If that interpretation was appropriate then, citizens are left to wonder why a different standard now applies to Mr. Burguières or Ordinance 26-27. The constitutional principle should not depend on which chairman is holding the gavel, which issue happens to be controversial, or who the speaker is going to be.
If Mr. Discon had the same rule interpretation in April when he was not chairman, why didn’t he raise a point of order and object to those four citizens speaking about water rates during public comment that night?

No one is arguing that the council lacks authority to establish orderly procedures. The City Charter expressly authorizes each newly elected council to adopt its own procedural rules for conducting meetings.
The question is whether those rules should be interpreted in a way that allows the chair to determine which topics are permissible during an otherwise open public comment period.
That is a precedent worth considering carefully.
After all, once government begins excluding one subject from public comment because it appears on an agenda, where is the limiting principle?
Consider the practical implications. Under this interpretation, a council chairman could effectively prevent discussion of almost any subject simply by ensuring it appears somewhere on the agenda. An ordinance need not be debated or voted upon. It could be listed under reports, announcements or another informational item. The chairman could simply say, “This ordinance won’t be discussed tonight. It will be debated at a future meeting.” Yet because the subject appeared on that evening’s agenda, citizens could still be barred from discussing it during general public comment.
That would effectively allow the chair to control not merely the order of the meeting, but the subjects citizens are permitted to discuss during an otherwise open public forum.

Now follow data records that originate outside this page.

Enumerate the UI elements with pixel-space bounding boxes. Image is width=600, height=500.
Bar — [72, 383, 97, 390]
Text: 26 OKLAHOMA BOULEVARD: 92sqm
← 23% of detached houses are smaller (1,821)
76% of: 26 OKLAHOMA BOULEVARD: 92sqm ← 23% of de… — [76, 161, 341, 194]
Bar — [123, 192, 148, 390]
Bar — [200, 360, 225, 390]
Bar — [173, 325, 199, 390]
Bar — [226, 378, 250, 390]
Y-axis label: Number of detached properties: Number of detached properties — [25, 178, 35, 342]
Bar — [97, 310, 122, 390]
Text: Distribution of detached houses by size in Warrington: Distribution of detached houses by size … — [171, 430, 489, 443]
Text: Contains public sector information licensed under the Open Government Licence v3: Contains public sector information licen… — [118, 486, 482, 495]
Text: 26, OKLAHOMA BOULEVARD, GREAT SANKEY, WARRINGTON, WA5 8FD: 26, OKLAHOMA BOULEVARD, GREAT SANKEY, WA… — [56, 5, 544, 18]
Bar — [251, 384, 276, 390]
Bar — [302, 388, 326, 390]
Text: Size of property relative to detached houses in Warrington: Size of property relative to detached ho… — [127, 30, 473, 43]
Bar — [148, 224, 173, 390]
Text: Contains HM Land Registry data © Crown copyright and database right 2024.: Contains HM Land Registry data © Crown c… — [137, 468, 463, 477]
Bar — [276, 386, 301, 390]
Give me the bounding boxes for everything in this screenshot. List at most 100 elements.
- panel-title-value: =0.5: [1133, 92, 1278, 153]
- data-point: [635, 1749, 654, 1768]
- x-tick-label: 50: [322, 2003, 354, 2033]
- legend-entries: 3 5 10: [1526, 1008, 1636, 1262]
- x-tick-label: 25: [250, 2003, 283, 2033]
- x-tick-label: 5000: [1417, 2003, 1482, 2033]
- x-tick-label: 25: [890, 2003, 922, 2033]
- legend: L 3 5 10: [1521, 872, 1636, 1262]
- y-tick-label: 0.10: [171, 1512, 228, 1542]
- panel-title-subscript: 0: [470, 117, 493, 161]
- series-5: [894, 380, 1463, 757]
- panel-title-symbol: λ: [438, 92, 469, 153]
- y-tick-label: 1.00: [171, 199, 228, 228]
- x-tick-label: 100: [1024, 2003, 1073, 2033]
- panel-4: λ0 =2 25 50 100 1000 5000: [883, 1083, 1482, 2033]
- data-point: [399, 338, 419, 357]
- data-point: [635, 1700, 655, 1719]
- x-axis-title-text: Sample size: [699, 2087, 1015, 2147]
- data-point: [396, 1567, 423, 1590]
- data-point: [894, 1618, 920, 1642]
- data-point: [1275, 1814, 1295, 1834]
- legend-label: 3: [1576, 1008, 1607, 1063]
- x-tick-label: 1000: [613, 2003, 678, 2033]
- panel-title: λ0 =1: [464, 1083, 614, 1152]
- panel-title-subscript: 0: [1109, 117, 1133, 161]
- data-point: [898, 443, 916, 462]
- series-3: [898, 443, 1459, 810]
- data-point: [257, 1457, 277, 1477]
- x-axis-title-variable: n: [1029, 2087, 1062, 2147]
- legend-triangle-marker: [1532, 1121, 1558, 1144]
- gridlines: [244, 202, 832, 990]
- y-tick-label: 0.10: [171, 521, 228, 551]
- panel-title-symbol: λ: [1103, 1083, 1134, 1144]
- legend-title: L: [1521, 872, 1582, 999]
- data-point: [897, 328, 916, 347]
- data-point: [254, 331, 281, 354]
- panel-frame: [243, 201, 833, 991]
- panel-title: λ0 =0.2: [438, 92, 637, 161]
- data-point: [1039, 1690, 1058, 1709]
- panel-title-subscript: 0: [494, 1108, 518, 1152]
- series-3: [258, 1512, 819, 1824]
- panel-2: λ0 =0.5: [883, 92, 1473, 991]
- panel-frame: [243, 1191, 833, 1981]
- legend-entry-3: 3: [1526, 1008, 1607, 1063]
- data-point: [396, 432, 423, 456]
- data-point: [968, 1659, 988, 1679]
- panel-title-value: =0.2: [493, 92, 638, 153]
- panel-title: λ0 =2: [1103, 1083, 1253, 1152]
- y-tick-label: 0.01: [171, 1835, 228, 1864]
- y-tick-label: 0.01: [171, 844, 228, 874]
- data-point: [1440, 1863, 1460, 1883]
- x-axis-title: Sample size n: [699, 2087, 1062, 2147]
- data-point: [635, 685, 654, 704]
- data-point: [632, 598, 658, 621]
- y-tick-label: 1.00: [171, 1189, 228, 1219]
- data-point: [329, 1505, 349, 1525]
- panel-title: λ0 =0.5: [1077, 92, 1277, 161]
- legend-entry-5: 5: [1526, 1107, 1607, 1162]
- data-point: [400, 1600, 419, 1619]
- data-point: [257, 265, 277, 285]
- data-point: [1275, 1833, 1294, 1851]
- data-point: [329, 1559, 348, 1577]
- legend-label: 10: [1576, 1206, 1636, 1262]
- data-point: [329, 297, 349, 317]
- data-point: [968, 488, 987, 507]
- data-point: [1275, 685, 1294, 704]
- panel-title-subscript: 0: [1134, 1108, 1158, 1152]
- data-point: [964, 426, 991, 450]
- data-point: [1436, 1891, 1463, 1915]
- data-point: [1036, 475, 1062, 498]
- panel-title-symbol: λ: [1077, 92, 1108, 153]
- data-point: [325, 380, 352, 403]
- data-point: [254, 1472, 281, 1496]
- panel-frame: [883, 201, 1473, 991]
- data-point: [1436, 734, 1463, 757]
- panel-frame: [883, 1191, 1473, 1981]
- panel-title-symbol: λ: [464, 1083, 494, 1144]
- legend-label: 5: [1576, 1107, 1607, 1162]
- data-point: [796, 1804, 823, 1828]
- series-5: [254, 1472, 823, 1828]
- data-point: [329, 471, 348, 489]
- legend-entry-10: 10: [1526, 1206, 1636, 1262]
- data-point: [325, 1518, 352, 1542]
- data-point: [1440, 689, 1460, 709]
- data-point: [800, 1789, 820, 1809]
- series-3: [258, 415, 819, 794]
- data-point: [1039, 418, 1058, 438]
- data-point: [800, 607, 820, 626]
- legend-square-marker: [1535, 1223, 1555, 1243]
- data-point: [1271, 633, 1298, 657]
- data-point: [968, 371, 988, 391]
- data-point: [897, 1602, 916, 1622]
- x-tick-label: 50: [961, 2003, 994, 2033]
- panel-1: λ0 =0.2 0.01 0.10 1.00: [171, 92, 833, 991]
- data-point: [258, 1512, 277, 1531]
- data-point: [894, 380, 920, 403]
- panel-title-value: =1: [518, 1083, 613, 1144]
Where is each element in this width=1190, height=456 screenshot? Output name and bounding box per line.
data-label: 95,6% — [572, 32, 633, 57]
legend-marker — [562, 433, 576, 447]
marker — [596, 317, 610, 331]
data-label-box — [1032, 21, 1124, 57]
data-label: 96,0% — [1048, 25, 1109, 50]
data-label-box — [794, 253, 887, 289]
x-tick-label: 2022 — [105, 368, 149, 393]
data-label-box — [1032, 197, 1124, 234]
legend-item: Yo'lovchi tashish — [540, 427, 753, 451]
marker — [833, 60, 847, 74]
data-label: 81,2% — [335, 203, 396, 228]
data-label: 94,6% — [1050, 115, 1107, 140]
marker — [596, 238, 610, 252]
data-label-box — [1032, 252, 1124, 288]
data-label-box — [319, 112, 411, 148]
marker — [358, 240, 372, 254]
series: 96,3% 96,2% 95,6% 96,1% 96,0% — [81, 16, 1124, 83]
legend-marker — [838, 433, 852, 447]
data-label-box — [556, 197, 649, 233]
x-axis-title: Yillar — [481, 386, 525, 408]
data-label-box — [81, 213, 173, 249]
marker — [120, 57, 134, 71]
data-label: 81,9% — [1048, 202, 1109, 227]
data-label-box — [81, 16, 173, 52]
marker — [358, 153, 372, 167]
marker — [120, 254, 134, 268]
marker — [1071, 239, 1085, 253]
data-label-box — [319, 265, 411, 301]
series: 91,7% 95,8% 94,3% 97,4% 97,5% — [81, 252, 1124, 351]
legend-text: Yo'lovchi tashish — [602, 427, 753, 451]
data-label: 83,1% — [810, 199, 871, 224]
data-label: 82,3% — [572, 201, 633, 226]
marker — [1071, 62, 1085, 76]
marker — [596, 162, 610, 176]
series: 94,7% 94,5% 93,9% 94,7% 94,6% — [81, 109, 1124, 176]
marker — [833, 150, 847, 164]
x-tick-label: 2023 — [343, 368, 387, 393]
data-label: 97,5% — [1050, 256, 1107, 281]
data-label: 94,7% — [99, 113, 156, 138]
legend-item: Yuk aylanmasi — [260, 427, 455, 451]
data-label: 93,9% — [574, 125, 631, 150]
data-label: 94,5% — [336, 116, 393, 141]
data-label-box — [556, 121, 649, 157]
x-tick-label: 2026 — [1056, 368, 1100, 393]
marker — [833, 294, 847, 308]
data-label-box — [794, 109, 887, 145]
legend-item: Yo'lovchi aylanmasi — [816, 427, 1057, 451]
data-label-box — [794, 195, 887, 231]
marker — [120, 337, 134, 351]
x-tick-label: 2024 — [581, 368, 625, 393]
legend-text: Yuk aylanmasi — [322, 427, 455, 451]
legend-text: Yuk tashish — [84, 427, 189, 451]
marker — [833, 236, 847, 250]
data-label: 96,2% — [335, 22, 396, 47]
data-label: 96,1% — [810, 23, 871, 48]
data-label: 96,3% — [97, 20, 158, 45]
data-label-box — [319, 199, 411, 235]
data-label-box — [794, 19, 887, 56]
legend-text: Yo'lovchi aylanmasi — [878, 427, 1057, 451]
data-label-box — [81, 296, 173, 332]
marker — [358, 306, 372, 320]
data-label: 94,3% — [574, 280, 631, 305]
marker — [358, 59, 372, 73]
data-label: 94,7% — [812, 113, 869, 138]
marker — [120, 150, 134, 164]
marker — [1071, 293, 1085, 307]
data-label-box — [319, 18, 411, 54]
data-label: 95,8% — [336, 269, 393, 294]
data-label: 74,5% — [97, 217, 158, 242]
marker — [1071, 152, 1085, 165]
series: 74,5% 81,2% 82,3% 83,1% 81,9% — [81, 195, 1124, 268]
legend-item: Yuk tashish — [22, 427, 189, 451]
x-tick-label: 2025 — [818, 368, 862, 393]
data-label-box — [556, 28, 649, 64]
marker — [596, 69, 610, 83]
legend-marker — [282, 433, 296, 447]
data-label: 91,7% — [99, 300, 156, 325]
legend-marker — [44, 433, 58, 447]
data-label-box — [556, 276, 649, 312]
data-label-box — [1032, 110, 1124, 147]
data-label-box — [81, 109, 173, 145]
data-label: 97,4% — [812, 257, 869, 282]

Courts often ask attorneys exactly this: Counsel, what’s your limiting principle?
Could another council chairman rule that criticism of the budget is off limits because debate on the budget will happen at some future meeting?
Could another prohibit discussion of a topic merely because he suspects the matter might come before the council later?
The rabbit hole is deep.
Each restriction might be defended as procedural. Yet each would also represent government deciding which viewpoints may — or may not — be heard during a public forum.
The First Amendment does not guarantee that government must agree with speakers.
Nor does it require government to provide unlimited speaking time.
But when government opens a microphone for general public comment, citizens reasonably expect that the government will regulate the clock — not the content.
Perhaps the simplest solution is also the one closest to the original intent.
Clarify the rule.
If the purpose is merely to prevent citizens from repeating testimony after the council has already voted on an item earlier that evening, then the rule should say exactly that.
Rules should reflect their purpose, not create new restrictions their authors never intended.
One final fact makes Thursday’s ruling even more curious.
Mr. Vogeltanz has confirmed that Ordinance 26-27 will not appear on the July 23 agenda in any form — not for introduction, discussion or a vote.
If Mr. Burguières returns on July 23 to discuss that ordinance during general public comment, will he now be allowed to speak?
If the answer is yes, then nothing about the substance of his comments changed.
Only their timing did.
And that is precisely why Thursday’s ruling deserves another look.